L'École nationale supérieure Louis-Lumière est placée sous la tutelle du ministère de l'enseignement supérieur. Fondée en 1926, elle célèbre bientôt son centenaire. Initialement un lycée technique, elle a intégré l'enseignement supérieur dans les années 1990, il y a environ trente ans. Cette école propose trois masters spécialisés : un master en cinéma, qui couvre les métiers de la lumière, de la caméra et de l'image ; un master en photographie, qui prépare aux divers aspects de ce domaine ; et un master en son, qui forme aux métiers du son, notamment dans le cinéma. Les masters en cinéma et en son fournissent une grande partie des professionnels et techniciens présents sur les plateaux de tournage. Dans le contexte actuel, notre responsabilité est particulièrement importante, car ces métiers techniques sont majoritairement masculins.
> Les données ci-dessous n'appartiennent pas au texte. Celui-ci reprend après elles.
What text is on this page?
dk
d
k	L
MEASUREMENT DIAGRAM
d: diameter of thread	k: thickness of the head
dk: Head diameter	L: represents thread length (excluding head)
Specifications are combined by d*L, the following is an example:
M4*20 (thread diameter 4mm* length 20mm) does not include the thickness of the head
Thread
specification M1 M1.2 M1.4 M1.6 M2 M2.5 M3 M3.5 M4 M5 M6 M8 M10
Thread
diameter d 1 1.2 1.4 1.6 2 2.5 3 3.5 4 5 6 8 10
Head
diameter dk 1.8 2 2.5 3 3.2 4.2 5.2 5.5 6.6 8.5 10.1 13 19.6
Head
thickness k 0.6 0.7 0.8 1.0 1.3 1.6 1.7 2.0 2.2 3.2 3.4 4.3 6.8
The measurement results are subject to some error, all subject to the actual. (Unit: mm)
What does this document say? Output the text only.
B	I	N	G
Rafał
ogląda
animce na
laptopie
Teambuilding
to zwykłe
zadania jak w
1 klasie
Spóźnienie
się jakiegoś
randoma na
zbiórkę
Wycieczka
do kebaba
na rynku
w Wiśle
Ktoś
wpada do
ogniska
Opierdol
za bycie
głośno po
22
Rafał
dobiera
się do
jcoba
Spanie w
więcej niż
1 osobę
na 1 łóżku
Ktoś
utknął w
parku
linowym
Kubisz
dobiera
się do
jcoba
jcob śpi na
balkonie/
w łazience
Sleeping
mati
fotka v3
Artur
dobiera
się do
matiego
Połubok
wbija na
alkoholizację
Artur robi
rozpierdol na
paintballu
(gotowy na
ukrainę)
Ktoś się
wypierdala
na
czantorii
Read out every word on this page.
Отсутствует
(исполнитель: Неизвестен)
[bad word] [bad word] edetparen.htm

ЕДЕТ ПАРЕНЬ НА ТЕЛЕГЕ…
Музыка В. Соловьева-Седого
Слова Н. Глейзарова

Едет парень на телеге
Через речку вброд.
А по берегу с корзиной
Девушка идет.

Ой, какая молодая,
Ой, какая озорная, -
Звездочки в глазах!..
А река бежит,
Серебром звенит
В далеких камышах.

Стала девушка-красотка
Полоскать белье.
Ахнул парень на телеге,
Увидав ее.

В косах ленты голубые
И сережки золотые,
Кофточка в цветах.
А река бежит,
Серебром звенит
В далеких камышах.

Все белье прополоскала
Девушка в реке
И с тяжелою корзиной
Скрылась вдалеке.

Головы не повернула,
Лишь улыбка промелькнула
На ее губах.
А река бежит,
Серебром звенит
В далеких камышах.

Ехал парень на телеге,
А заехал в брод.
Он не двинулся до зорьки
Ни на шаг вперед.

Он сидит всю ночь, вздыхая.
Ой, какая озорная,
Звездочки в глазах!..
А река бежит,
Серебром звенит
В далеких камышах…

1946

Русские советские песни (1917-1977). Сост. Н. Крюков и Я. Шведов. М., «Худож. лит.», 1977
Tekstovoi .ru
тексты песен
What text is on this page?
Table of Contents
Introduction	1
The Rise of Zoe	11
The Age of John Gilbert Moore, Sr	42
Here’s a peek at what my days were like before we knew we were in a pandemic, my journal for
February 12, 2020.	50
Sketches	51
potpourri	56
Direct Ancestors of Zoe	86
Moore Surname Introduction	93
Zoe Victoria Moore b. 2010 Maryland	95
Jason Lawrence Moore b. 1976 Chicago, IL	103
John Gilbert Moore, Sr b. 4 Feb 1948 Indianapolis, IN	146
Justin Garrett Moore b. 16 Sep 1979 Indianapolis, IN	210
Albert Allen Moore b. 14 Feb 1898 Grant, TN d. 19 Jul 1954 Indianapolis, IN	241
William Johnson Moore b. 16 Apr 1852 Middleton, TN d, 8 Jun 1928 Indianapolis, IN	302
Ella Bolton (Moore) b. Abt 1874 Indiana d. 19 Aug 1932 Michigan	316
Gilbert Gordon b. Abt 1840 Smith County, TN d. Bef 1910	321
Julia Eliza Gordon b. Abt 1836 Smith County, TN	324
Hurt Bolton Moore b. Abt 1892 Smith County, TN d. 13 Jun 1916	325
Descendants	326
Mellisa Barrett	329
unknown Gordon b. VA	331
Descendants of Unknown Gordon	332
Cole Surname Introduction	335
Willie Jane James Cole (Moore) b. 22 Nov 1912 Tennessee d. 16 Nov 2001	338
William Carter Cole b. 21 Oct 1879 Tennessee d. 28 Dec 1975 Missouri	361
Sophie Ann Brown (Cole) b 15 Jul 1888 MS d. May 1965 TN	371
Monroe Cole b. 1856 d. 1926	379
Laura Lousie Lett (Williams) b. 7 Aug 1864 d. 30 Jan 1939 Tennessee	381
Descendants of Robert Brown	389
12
Contrairement à la Fémis, où la parité est ancienne et non problématique, notre école affiche des chiffres trop stables de 67 % de garçons contre 33 % de filles parmi nos étudiants. Chaque année, nous accueillons 16 étudiants par master, soit 48 étudiants par promotion, pour des masters d'une durée de trois ans. Cette proportion se reflète également lors des concours d'entrée, où l'on observe deux tiers de candidats masculins pour un tiers de candidates. Cette asymétrie se maintient chaque année dans nos promotions.
Nous faisons face à un véritable enjeu de renouvellement. Les arguments avancés autour de moi indiquent que la dimension scientifique de notre école est beaucoup plus marquée que celle de la Fémis, où l'orientation est plus artistique et axée sur l'auteur. En revanche, nos cours sont majoritairement de nature scientifique ou technique, avec peu de place pour des matières telles que l'écriture, le scénario, le montage ou même la production, qui traitent du récit. Cette explication ne me semble pas suffisante. Je pense qu'il y a une auto-assignation des filles pour éviter les matières scientifiques dès leur scolarité, et nous en héritons. Par exemple, le master qui compte aujourd'hui le plus d'étudiantes est le master photo, le moins scientifique et avec une forte coloration artistique. Cela crée une asymétrie très marquée dans notre école. En 2017, à mon arrivée, j'ai tenté de corriger cette situation en créant immédiatement une mission égalité femmes-hommes en septembre. À l'époque, cette mission ne portait pas sur les questions de violences sexuelles, aujourd'hui souvent rassemblées sous cette problématique. Elle se concentrait plutôt sur les disparités salariales entre hommes et femmes, la faible présence des femmes dans les métiers du cinéma au sens large, et les représentations systématiquement dépréciatives ou hétéronormées des femmes dans les films.
Un mois après l'émergence du mouvement #MeToo, tout a changé de manière significative et nous n'en sommes jamais vraiment sortis. Ce mouvement a eu un impact profond, notamment dans les écoles de cinéma. Il a fait remonter à la surface de nombreuses problématiques. Dans notre école, qui se distingue par une forte tradition de compagnonnage et de transmission dans les métiers techniques, des pratiques paternalistes et des rapports problématiques avec les apprenants sont apparus. Ces pratiques, rapidement devenues insupportables pour la nouvelle génération étudiante, ont mis en lumière une intransigeance totale sur ces questions. Aujourd'hui, nous faisons face à une dissonance entre les usages du passé et les attentes actuelles. Notre école compte une trentaine d'enseignants permanents et environ 200 vacataires, souvent des techniciens en activité. Ces derniers ne possèdent pas toujours les nouveaux codes ou usages en vigueur, ce qui engendre des difficultés. Les problèmes rencontrés sont principalement liés à des agissements sexistes. Bien qu'il ne s'agisse pas d'outrages sexistes ou aggravés, ces comportements sont systématiquement sanctionnés. Lorsqu'il s'agit de vacataires, nous mettons fin à leur mission et leur expliquons que certains propos ou comportements ne sont plus acceptables.